At its core, the server exposes a set of intuitive MCP tools that let developers add sources, attach multiple identifiers (arXiv IDs, DOIs, Semantic Scholar IDs, ISBNs, URLs), and annotate them with structured notes. The schema supports status tracking (unread, reading, completed, archived) so that users can maintain a clear view of their research pipeline. By integrating with the MCP Memory Server, all entities and relationships are stored in a graph‑oriented memory backend, allowing AI assistants to retrieve contextual knowledge about how a particular source relates to concepts in the user’s personal knowledge graph.

Key capabilities include:

  • Universal Source Identification – Each source is assigned a UUID and can carry an arbitrary number of external identifiers, ensuring robust cross‑reference between tools.
  • Rich Note Management – Notes are stored with titles, timestamps and content, enabling AI assistants to surface relevant excerpts or summarize key points on demand.
  • Entity Linking – Sources can be connected to graph entities with customizable relation types such as introduces, extends, or evaluates. This bi‑directional link makes it trivial for an assistant to answer questions like “Which papers introduce transformers?” or “What blogs discuss the same concept as a given entity?”
  • Status Tracking – The status field allows developers to build workflows that automatically move items through stages of reading, annotating and archiving.

Real‑world use cases are abundant. A research team can maintain a shared literature database that automatically syncs with their AI assistant; the assistant can fetch the latest papers on a topic, suggest related videos, or pull in relevant blog posts. A developer building a knowledge‑base powered chatbot can rely on the server to keep track of sources that support specific answers, ensuring transparency and traceability. In an academic setting, students can annotate readings directly through the MCP interface, letting tutors or AI mentors retrieve those notes when reviewing progress.
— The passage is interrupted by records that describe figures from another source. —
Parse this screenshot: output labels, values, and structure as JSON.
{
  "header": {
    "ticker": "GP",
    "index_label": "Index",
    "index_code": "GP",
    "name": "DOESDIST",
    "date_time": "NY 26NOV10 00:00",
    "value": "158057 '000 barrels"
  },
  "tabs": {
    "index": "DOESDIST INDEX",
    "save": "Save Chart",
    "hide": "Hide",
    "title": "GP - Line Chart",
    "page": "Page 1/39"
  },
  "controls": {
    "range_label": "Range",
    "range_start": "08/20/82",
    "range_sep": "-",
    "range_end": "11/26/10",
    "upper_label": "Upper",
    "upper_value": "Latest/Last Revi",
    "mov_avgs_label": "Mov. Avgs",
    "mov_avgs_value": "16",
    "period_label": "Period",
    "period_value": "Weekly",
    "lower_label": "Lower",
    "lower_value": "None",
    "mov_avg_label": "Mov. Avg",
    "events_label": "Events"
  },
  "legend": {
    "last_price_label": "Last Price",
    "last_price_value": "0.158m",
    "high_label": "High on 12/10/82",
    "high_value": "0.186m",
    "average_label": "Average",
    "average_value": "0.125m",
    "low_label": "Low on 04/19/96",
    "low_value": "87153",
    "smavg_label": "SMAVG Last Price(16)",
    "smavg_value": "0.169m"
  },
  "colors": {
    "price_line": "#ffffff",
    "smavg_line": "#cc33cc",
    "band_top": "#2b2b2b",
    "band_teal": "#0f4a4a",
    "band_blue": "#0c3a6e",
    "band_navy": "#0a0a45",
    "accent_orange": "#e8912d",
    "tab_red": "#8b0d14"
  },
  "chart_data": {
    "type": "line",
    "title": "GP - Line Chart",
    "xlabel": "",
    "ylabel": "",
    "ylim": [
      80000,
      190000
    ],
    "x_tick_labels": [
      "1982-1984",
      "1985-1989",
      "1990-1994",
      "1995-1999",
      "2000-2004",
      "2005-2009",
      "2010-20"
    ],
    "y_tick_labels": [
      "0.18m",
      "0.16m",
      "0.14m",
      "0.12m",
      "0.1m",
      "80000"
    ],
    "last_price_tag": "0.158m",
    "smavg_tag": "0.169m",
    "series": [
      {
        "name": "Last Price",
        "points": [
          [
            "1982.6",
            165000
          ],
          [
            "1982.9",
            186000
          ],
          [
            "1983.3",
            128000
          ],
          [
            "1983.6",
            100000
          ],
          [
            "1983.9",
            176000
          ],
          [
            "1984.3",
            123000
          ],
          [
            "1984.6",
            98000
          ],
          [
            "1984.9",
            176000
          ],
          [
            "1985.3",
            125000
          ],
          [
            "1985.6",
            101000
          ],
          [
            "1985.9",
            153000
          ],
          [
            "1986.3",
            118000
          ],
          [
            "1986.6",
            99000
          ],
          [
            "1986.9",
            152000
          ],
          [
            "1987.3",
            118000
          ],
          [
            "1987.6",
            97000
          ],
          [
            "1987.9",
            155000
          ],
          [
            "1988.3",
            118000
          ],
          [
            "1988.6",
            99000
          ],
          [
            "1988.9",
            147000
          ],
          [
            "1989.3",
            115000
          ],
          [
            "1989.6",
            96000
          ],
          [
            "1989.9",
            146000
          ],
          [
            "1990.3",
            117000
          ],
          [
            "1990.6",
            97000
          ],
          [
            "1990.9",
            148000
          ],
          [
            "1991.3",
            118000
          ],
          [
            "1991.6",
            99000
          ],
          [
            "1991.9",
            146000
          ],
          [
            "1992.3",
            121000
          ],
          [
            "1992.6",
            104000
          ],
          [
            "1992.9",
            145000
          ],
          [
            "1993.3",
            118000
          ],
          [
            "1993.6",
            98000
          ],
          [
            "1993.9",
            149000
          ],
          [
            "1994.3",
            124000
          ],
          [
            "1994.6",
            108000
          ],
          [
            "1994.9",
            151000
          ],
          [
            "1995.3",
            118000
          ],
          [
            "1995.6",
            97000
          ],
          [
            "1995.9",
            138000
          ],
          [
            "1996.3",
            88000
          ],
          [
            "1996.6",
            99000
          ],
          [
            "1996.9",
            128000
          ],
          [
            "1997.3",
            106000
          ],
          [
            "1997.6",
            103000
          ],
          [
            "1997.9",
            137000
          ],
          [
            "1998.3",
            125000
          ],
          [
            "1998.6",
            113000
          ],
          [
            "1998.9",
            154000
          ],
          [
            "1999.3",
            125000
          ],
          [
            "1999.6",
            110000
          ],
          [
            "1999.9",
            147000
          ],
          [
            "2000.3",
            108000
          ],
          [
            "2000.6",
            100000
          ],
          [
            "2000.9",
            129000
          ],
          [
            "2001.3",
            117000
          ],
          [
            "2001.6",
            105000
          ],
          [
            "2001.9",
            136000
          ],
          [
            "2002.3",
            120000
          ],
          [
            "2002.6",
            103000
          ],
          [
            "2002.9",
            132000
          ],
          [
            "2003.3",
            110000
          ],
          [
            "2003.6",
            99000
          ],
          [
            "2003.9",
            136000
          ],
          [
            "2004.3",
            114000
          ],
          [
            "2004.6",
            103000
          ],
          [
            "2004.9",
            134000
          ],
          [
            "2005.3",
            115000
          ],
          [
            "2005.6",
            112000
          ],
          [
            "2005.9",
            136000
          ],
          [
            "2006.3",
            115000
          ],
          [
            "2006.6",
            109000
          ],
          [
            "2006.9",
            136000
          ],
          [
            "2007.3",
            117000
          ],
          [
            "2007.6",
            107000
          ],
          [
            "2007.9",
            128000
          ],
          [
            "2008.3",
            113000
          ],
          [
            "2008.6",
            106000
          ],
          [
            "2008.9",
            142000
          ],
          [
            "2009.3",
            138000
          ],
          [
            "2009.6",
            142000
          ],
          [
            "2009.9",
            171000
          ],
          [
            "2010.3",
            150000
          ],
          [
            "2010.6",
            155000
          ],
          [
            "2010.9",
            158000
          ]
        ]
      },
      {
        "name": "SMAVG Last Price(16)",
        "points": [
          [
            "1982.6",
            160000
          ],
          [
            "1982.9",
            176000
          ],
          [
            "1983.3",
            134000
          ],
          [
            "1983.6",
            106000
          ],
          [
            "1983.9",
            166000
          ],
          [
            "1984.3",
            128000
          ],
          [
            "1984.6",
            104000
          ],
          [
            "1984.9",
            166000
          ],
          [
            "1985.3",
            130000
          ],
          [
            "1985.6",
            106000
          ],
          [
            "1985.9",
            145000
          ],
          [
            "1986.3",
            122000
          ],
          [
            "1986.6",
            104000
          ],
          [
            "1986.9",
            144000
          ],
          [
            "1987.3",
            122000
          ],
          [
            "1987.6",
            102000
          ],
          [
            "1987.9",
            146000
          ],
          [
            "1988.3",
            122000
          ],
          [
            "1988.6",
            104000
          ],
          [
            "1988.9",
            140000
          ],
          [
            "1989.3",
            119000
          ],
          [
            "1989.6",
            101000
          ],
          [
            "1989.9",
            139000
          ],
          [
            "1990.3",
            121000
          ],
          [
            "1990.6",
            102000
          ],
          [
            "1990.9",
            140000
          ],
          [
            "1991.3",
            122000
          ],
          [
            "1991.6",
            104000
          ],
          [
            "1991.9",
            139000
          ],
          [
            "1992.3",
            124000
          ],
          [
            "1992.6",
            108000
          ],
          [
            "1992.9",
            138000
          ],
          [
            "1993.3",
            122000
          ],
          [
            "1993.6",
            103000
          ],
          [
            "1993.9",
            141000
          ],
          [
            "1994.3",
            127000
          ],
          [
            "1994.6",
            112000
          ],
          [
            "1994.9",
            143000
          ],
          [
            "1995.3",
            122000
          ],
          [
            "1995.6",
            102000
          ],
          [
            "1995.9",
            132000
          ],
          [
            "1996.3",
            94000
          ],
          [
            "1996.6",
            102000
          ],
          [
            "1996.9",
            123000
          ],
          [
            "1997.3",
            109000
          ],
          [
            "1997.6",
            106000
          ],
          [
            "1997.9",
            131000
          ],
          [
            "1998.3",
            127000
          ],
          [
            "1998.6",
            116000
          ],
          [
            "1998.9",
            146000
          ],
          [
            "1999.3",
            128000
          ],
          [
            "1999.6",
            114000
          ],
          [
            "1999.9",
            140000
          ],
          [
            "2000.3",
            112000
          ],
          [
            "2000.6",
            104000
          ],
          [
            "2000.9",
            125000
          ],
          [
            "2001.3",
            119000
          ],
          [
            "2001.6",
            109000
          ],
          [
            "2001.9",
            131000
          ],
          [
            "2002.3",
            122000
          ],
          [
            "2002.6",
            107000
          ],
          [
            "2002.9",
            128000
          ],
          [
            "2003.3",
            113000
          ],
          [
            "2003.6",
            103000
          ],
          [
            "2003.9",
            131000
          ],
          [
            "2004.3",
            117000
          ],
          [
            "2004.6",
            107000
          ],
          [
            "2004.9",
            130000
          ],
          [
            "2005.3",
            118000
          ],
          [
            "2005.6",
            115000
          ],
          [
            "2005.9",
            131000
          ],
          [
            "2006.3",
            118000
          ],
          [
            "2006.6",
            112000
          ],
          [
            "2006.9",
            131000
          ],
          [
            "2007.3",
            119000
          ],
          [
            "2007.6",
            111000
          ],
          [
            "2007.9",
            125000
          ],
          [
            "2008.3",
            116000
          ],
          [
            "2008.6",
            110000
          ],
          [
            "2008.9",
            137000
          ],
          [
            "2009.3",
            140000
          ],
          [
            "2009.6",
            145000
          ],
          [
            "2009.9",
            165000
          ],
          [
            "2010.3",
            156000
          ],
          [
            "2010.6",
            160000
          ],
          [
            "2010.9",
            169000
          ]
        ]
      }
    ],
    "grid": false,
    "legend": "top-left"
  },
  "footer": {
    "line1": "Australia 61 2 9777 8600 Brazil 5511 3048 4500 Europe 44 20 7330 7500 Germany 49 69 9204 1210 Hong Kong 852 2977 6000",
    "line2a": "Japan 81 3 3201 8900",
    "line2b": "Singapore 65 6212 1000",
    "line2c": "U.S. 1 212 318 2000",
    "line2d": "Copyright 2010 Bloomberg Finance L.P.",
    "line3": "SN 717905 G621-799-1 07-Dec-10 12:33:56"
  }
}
Integration is seamless: developers invoke the server’s tools via MCP calls from any client (Claude, Gemini, or custom agents). Because the data resides in SQLite and is exposed through a memory graph, latency remains low even for large collections. The server’s design also makes it trivial to extend—additional source types or relation categories can be added by updating the schema, without touching client code. This combination of ease of use, robust data modeling and tight AI integration gives the Sqlite Literature Management Fastmcp MCP Server a distinct advantage for anyone looking to ground AI interactions in a well‑structured, searchable literature base.